Hamilton City Council has committed to strengthening Māori representation and participation, including consideration of Māori wards, following the adoption of a wider strategy to improve outcomes for Māori.
Whether the council would introduce Māori wards for the 2022 election was debated by elected members at an extraordinary council meeting on April 1.
The debate was prompted by the upcoming introduction of the Local Electoral (Māori Wards and Māori Constituencies) Amendment Bill. The bill requires some councils to decide May 21 if Māori wards should be established for next year's local government elections.
Māori wards allow for members of council to be voted in by electors on the Māori roll.
Previously, if 5 per cent of a council's population challenged the introduction of Māori wards, a binding poll was required. That option is now being removed.
On Thursday last week Hamilton mayor Paula Southgate said while some good work had been done, she acknowledged the council had much more to do in improving meaningful participation for Māori across the city.
"But I could not, in all conscience, introduce Māori wards without having consulted with the wider community. I don't believe that would have achieved the right outcome, either for Māori or for the city. I am concerned a rushed process would divide our city, not enrich it.
"Today's decision commits council to continuing a very robust conversation which I believe will culminate in Māori wards in the near future. In the meantime, we can do a lot more across all areas of council to increase and improve Māori participation and we will be a better city for it."
The decision reaffirmed the council's commitment to He Pou Manawa Ora, a strategy which the council has consulted the community on but is yet to formally adopt. He Pou Manawa Ora covers issues ranging from city artworks to council policies.

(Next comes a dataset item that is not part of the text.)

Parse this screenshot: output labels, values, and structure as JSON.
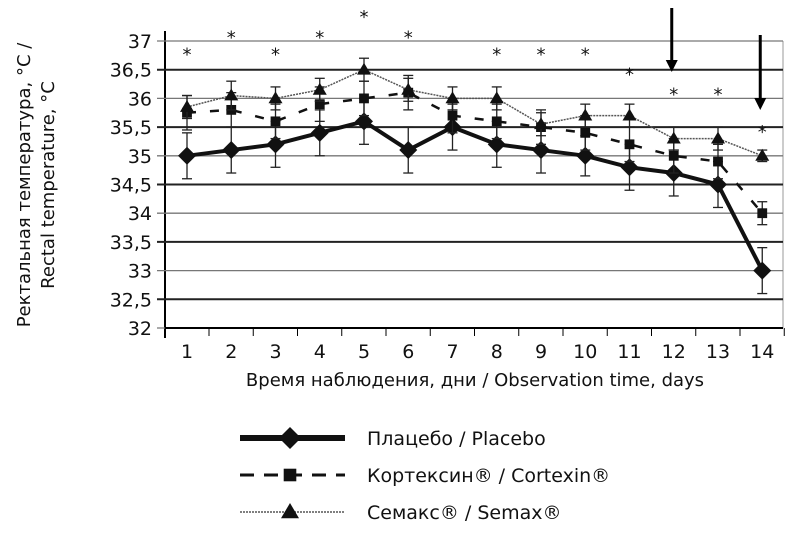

The draft strategy's four 'pillars' or 'pou' of wellbeing – History, Unity, Prosperity and Restoration – are based on the Treaty of Waitangi (Te Tiriti o Waitangi) principles of partnership, participation, protection and prosperity.
An updated version of the strategy based on community feedback will be considered by council's Community Committee on Tuesday, May 18.
In the meantime, Southgate has asked the council to look at ways to strengthen its Māngai Māori model and the broader role of Māori in the decision-making process.
Since 2018, Māori have been represented on Hamilton City Council by five Māngai Māori (the voice of Māori ), who are nominated by iwi (Waikato-Tainui) and mātāwāka (Māori not of Waikato-Tainui descent) organisations and have voting rights on council committees, but not at full council meetings.